Dreams become reality


Kristin Muir has found her calling as a reading specialist.

Muir was named a Bowling Green Kiwanis Club Inspirational Educator and was honored at the club’s meeting Thursday.

Muir is in her sixth year as a reading specialist at Kenwood Elementary after teaching first grade for 10 years.

Her students are “learning to read and reading to learn,” she said.

Muir is a 2002 graduate of Bowling Green High School. She lives near Pemberville with her husband, Lon, and their three children.

One of her favorite things to do was helping her teachers in the classroom. In later years, she was a babysitter and 4-H camp counselor.

She earned both a bachelor’s and master’s degree from Bowling Green State University.

“From a very young age, I always wanted to be a teacher. For some reason, second grade was my pick, but I ended up in first (grade) but now in reading,” she said.

She began her teaching career in Bowling Green 15 years ago at Ridge Elementary after teaching for one year with Elmwood Schools.

“What was once a dream of mine as a small child, growing up it became a reality,” she said about teaching at her alma mater.

She shared memories from the years she taught first grade at Ridge, including literacy nights, celebrating the 100th day of school, and breakfast buddies.

Her dream had become a reality, she said, but while she enjoyed teaching math and science, she grew to love teaching reading.

When a Title 1 reading position opened at Kenwood Elementary, she took it even though it was a difficult decision to move away from being a classroom teacher.

“I’ve truly found my calling,” she said.

She focuses on helping students in K-3 build the foundational skills they need to become fluent readers.

If you walk by my room, you may here the echo of the “a” in apple or a “sh” sound, signaling warm up drills for the day, Muir said.

She uses fun, hands-on lessons, she said.

Brains are not naturally wired to read, and educators must make sure instruction activates all parts of the brain, she said.

Muir said she works on word recognition and language comprehension – two components necessary for reading comprehension.

As many students begin kindergarten, they have reading skills lower than desired, Muir said.

“But the good news is, research based early intervention can work,” she said.

She said has four-five students in each class for up to 25 minutes.

Each of her lessons is tailored to meet the needs of each student. For most, mastering takes time, with the goal to read and write at their grade level, she said.

She teaches segmenting sounds in words, learning new letters, vowel drills, physical phonics and decodable texts. They read and write daily.

She has students look in a mirror to see how their mouth works on certain words.

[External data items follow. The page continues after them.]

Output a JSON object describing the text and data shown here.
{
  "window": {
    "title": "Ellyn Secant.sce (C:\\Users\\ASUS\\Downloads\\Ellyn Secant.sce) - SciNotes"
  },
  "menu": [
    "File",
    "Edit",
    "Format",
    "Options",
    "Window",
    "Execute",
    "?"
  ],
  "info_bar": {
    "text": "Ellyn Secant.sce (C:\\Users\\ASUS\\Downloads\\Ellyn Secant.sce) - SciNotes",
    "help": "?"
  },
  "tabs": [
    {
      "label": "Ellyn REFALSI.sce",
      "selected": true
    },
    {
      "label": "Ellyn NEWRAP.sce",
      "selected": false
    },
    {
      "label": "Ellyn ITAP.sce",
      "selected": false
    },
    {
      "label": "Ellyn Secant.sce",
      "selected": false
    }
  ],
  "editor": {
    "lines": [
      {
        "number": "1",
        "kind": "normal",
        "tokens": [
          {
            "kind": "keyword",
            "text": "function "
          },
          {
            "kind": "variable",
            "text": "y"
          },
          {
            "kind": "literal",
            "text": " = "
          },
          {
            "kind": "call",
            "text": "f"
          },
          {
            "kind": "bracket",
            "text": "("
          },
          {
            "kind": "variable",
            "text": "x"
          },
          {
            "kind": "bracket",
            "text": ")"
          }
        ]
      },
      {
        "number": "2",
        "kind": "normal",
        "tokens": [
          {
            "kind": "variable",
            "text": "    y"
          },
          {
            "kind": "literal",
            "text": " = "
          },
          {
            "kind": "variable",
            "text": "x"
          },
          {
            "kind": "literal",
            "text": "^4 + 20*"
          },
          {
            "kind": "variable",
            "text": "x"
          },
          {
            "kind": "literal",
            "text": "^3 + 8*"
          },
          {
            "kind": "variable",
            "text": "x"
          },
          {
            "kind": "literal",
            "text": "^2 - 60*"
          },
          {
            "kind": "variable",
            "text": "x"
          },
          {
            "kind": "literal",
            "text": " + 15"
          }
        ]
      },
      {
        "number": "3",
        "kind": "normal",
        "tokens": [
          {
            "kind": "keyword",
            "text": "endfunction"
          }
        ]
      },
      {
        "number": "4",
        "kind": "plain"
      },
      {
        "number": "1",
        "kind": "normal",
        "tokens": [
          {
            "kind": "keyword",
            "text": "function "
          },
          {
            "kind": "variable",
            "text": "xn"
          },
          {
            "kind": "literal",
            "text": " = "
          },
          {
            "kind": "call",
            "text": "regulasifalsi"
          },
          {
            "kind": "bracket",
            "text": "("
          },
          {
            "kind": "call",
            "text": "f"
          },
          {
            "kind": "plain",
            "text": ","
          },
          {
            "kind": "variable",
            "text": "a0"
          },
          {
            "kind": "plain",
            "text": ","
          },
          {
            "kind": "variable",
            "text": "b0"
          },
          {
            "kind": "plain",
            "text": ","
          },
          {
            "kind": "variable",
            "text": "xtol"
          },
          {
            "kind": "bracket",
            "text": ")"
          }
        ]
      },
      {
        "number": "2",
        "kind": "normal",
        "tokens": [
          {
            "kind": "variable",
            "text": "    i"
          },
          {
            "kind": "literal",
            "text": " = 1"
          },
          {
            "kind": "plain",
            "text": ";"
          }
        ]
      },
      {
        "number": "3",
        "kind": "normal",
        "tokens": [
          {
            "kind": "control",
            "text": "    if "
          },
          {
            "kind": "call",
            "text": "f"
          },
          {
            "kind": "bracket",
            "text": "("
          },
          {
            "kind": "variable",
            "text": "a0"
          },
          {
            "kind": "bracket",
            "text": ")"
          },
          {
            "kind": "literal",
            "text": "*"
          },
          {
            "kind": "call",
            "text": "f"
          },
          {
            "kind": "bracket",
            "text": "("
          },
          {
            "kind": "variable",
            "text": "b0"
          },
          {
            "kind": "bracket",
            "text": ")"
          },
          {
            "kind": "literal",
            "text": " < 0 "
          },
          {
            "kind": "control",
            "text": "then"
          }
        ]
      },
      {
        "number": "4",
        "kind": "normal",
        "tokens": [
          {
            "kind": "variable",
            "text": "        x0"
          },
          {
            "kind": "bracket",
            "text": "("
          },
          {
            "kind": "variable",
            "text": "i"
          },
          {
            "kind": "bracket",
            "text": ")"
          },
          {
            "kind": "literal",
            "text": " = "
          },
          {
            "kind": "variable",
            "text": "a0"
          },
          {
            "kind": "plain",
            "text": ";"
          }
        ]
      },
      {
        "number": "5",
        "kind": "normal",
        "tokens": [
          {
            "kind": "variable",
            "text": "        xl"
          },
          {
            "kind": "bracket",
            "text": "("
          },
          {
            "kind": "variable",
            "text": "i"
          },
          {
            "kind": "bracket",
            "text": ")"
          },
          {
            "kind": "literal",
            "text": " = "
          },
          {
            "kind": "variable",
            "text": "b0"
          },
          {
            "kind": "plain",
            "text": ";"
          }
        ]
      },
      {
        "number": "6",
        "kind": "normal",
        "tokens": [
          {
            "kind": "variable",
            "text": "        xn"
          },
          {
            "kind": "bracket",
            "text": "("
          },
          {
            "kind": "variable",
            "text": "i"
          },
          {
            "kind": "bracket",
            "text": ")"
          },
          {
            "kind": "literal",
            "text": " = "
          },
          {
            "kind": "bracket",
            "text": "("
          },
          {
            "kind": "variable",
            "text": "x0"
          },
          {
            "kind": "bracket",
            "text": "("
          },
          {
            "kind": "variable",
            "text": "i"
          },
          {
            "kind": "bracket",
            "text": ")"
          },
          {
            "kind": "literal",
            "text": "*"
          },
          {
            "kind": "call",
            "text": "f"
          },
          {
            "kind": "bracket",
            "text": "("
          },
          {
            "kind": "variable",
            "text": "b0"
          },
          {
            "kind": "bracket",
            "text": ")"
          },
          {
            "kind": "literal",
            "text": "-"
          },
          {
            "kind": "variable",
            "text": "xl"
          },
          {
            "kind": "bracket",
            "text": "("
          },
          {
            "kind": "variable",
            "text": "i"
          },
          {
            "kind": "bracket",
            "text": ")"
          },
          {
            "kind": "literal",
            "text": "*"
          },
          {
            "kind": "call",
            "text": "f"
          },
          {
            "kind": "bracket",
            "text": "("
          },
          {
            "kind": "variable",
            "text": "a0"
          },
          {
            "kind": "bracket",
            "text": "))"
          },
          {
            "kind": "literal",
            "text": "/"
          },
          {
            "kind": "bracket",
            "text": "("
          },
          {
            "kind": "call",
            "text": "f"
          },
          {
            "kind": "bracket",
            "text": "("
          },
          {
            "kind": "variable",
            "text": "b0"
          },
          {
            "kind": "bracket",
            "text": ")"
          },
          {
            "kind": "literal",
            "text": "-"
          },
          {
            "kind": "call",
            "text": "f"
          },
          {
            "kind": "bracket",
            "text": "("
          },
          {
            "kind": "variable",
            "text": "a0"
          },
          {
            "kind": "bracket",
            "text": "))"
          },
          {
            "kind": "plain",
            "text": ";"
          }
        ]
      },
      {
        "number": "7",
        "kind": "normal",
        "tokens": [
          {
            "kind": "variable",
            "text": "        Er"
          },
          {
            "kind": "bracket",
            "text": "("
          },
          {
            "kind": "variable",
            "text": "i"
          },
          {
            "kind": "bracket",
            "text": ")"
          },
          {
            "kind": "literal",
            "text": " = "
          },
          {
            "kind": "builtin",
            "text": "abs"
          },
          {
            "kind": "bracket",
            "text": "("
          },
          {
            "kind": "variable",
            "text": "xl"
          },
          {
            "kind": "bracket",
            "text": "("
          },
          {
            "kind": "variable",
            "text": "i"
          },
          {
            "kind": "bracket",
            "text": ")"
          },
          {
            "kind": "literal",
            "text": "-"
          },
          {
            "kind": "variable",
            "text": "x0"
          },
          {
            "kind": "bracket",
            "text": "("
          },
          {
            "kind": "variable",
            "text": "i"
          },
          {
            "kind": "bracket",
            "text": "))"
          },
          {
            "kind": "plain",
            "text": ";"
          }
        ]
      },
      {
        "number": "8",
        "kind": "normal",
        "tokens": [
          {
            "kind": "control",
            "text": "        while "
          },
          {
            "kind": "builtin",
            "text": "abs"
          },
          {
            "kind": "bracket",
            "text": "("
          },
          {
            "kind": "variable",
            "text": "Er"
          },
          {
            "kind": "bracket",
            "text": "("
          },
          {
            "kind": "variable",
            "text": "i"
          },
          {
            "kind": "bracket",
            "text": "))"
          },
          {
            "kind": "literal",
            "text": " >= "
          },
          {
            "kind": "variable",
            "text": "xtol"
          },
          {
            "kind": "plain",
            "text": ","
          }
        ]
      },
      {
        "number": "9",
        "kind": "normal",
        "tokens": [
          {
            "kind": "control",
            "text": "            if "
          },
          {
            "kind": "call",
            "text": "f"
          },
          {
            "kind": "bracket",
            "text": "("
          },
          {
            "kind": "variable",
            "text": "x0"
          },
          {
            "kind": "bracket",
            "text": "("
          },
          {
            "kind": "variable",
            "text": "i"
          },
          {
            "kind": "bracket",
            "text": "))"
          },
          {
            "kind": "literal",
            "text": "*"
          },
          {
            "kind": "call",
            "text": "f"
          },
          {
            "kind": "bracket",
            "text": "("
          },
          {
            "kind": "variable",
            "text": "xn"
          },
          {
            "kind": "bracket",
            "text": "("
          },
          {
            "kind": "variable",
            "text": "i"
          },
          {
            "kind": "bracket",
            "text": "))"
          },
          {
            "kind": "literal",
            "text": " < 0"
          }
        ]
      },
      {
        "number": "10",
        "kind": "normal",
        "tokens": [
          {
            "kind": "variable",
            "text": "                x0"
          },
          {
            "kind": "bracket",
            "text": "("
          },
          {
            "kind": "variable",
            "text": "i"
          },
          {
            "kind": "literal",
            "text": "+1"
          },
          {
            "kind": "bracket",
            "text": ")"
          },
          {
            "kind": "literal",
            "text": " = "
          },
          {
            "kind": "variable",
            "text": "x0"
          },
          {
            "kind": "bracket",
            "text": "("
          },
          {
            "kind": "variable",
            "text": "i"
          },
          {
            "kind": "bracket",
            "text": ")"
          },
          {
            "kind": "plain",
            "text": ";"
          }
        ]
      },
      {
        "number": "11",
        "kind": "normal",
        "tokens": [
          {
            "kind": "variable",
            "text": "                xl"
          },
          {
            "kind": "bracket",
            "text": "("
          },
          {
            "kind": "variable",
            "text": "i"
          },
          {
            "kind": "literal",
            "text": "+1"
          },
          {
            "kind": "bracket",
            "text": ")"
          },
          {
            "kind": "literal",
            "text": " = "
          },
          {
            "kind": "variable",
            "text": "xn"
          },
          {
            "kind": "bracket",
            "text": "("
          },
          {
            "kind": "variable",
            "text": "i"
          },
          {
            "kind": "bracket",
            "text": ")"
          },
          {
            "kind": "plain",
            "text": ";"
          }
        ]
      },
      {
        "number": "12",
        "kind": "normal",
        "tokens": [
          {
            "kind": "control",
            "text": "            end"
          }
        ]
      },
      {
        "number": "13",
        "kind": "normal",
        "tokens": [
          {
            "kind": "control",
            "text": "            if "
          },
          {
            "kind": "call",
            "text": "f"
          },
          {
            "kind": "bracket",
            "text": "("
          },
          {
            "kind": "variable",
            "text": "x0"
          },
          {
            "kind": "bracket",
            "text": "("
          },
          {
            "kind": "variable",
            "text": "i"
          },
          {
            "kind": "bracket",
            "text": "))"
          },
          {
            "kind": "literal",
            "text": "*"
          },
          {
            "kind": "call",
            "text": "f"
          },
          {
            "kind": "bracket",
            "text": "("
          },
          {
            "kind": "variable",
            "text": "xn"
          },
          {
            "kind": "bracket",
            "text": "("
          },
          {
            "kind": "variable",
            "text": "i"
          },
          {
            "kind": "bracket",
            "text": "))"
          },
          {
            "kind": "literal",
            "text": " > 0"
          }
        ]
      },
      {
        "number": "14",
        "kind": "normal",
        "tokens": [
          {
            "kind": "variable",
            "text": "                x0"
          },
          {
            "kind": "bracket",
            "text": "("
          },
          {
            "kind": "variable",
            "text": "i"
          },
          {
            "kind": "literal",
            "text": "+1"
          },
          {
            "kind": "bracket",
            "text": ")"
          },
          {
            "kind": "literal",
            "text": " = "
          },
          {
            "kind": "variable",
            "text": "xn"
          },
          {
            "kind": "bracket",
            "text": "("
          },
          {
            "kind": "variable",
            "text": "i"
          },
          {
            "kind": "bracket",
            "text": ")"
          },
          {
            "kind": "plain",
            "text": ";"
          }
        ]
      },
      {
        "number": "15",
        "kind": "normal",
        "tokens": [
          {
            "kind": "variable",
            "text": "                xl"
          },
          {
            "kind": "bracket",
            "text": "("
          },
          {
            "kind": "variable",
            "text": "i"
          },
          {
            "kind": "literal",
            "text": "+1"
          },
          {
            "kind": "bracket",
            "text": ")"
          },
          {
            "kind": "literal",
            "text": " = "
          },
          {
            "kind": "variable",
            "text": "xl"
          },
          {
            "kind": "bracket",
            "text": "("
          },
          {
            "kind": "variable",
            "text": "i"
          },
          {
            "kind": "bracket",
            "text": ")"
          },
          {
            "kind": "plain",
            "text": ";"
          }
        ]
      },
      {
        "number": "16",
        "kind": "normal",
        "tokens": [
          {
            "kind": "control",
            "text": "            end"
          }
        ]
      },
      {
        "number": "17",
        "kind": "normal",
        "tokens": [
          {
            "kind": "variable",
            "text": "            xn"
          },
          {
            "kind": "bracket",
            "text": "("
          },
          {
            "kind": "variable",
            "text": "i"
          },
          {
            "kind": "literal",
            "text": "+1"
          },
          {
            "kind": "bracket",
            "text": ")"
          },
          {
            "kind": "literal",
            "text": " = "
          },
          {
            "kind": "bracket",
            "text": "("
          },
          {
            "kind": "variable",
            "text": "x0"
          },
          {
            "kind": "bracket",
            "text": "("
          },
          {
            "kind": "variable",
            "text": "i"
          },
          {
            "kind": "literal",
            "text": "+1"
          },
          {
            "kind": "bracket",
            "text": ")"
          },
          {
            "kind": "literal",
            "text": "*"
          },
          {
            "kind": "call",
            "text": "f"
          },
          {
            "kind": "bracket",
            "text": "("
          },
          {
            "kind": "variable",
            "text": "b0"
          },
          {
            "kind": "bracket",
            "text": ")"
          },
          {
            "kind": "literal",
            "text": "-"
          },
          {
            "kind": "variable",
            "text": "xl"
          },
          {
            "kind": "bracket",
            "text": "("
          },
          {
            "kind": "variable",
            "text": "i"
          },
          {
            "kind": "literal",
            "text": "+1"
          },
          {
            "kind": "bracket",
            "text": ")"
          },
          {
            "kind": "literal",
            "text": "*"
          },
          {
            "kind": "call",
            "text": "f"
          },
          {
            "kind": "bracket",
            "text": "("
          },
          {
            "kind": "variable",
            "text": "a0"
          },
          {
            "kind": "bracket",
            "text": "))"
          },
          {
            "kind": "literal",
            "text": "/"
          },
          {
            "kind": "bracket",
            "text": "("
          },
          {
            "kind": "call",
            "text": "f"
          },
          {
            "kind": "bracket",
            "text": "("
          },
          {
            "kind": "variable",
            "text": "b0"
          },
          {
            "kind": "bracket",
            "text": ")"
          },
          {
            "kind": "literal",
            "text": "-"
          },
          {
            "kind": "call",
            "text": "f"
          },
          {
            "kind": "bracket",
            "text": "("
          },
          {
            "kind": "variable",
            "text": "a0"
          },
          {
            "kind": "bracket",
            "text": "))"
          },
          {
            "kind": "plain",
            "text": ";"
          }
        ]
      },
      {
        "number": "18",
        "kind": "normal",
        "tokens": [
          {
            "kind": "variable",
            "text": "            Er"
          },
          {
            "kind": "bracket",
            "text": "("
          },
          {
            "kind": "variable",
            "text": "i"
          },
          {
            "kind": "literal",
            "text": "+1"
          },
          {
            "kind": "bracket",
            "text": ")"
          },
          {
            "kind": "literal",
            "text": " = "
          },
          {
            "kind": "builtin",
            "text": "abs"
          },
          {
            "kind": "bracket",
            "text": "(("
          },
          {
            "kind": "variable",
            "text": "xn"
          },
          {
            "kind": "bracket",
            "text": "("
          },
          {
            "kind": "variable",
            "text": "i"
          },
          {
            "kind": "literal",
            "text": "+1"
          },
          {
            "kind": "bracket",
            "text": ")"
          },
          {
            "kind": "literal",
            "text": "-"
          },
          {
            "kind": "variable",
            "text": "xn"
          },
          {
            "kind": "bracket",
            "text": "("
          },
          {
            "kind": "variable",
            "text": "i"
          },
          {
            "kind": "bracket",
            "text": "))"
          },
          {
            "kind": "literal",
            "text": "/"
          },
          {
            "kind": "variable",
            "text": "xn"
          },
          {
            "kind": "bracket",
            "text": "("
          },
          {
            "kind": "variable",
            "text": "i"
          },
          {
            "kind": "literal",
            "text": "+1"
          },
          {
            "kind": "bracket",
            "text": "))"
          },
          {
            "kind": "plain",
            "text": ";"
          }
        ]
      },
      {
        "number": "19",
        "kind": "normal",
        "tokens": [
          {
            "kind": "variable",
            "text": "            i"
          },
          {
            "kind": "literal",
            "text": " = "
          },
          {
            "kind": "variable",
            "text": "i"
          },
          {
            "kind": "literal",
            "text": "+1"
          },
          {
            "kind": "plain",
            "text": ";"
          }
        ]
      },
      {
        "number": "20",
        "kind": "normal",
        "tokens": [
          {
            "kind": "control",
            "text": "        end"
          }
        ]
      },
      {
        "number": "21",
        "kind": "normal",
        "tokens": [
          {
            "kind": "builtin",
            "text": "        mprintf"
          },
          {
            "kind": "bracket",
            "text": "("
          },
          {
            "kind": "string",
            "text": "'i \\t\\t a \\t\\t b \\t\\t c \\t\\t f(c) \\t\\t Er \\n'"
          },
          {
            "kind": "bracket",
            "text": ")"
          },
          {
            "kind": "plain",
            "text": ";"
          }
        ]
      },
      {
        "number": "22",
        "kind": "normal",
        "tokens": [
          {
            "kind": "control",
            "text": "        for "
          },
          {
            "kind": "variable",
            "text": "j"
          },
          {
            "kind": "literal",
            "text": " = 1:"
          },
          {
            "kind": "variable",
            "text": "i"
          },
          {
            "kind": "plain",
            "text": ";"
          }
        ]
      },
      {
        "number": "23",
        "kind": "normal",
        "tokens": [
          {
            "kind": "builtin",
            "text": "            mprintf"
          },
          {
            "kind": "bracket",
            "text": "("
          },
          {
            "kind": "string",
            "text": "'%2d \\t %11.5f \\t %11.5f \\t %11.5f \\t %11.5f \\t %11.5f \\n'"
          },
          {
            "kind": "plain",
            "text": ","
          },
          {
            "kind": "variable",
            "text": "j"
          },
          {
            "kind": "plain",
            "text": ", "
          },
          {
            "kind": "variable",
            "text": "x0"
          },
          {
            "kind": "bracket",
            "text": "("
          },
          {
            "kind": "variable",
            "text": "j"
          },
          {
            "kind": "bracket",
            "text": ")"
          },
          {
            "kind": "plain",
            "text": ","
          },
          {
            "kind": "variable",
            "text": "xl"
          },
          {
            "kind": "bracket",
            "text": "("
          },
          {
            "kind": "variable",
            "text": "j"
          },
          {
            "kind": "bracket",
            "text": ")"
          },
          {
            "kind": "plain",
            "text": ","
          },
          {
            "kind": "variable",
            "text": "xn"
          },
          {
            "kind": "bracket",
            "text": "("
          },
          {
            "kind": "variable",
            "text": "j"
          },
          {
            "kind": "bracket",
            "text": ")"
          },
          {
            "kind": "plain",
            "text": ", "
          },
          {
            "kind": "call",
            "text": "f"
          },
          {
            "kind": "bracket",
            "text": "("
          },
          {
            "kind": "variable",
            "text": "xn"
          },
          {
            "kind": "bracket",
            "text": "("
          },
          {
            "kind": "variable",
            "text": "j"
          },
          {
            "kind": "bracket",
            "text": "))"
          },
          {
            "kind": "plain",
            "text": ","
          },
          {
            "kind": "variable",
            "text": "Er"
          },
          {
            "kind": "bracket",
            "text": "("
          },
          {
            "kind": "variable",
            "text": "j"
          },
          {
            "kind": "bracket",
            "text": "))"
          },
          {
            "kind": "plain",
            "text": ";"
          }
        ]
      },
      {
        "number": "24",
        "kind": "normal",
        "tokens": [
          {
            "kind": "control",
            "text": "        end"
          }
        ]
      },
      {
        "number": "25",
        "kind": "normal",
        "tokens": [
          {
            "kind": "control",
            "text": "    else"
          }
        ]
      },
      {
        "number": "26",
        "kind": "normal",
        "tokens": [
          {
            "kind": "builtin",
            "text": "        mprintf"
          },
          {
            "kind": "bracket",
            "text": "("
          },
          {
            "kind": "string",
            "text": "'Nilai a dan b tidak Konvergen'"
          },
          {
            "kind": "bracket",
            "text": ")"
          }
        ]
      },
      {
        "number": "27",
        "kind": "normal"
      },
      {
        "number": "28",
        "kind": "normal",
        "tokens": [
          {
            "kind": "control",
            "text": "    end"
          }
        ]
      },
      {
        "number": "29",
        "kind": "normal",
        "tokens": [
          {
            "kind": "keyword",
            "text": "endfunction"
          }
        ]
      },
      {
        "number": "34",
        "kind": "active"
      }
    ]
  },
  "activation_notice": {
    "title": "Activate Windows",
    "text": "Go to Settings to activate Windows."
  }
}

Muir shared with it is like to be a struggling reader

She showed a passage with words the group would not be able to decode, just like a young reader would come across words they didn’t know.

She then shared the same passage with a cleaned-up vocabulary that she said had 92% reading accuracy.

The first passage only had 72% accuracy, and at that level, readers aren’t going to be able to comprehend the text or share what is happening in the story.

“That’s where the work that I do comes into play … so they can comprehend what they’re reading,” Muir said.

“The work we are doing in our schools is so impactful for our students so they can make meaning of the text on the page,” she said.

They do different assessments through the year to see where students’ reading skills are and students can transition in or out of reading intervention any time during the year.

“There are some students who start kindergarten and continue with intervention throughout different grade levels,” she said.

“It’s extremely rewarding to know students have finally solidified those skills enough that going back to working in the classroom will be enough instruction for them,” she said.

“I just hope along with those skills will come a love of reading,” she added.

Kenwood Principal Michel Bechstein praised Muir for the work she does with students who struggle to read.

“She has done such a great job not only at helping these students … she’s also great with relationships. The kids love going to her classroom, they love working with her,” he said.

Kiwanian Eric Myers, who had Muir in one of his classes at BGSU, said it was great to have someone locally grown become an excellent teacher.